Agile transitions are tough. Real tough! But there are some important practices a team can employ to increase agility without undergoing a massive agile transition effort. One of these practices is Continuous Integration (CI), and I’m hard pressed to imagine a software development team that wouldn’t benefit from a sound CI strategy. After all, if we cannot prove that a software system works, we must question if we’re truly making progress by adding code to a broken system.
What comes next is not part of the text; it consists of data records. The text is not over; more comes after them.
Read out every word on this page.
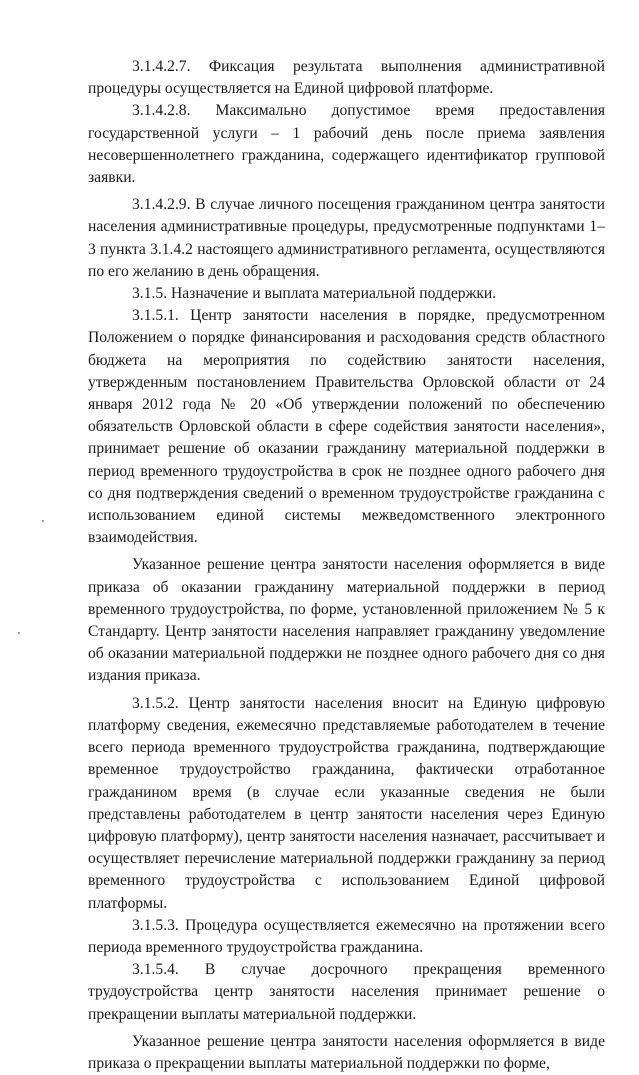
3.1.4.2.7. Фиксация результата выполнения административной процедуры осуществляется на Единой цифровой платформе.

3.1.4.2.8. Максимально допустимое время предоставления государственной услуги – 1 рабочий день после приема заявления несовершеннолетнего гражданина, содержащего идентификатор групповой заявки.

3.1.4.2.9. В случае личного посещения гражданином центра занятости населения административные процедуры, предусмотренные подпунктами 1–3 пункта 3.1.4.2 настоящего административного регламента, осуществляются по его желанию в день обращения.

3.1.5. Назначение и выплата материальной поддержки.

3.1.5.1. Центр занятости населения в порядке, предусмотренном Положением о порядке финансирования и расходования средств областного бюджета на мероприятия по содействию занятости населения, утвержденным постановлением Правительства Орловской области от 24 января 2012 года № 20 «Об утверждении положений по обеспечению обязательств Орловской области в сфере содействия занятости населения», принимает решение об оказании гражданину материальной поддержки в период временного трудоустройства в срок не позднее одного рабочего дня со дня подтверждения сведений о временном трудоустройстве гражданина с использованием единой системы межведомственного электронного взаимодействия.

Указанное решение центра занятости населения оформляется в виде приказа об оказании гражданину материальной поддержки в период временного трудоустройства, по форме, установленной приложением № 5 к Стандарту. Центр занятости населения направляет гражданину уведомление об оказании материальной поддержки не позднее одного рабочего дня со дня издания приказа.

3.1.5.2. Центр занятости населения вносит на Единую цифровую платформу сведения, ежемесячно представляемые работодателем в течение всего периода временного трудоустройства гражданина, подтверждающие временное трудоустройство гражданина, фактически отработанное гражданином время (в случае если указанные сведения не были представлены работодателем в центр занятости населения через Единую цифровую платформу), центр занятости населения назначает, рассчитывает и осуществляет перечисление материальной поддержки гражданину за период временного трудоустройства с использованием Единой цифровой платформы.

3.1.5.3. Процедура осуществляется ежемесячно на протяжении всего периода временного трудоустройства гражданина.

3.1.5.4. В случае досрочного прекращения временного трудоустройства центр занятости населения принимает решение о прекращении выплаты материальной поддержки.

Указанное решение центра занятости населения оформляется в виде приказа о прекращении выплаты материальной поддержки по форме,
In fact, leveraging CI is one way to launch an initiative to increase the agility of a software development team.
On the Test Early blog, there’s a great little parody that offers a play on the proverbial rhyme, “For Want of a Nail”, which illustrates how even the smallest of actions (or lack thereof) can have significant consequences.
FOR WANT OF A BUILD
For want of a build, a test case was not executed
For want of test case, a defect was not detected
For want of a defect report, a bad release was promoted
For want of a good release, a strategic customer was lost
For want of a customer, a development team was reduced
For want of developers, a product stagnated
For want of a product, a company was lost
And all for the want of a build…
While the result as played out here is pretty extreme, the essence of CI is captured quite well. Emphasizing quality throughout the development effort, in lieu of attempting to verify quality at the end, will likely result in a much higher quality product. In other words, Build Quality In. CI helps us accomplish this feat through frequent builds and test execution that allows us to verify the system is always in a working state. Additionally, other important lifecycle activities are enabled that provide the important feedback necessary to ensure we never stray to far off the intended course.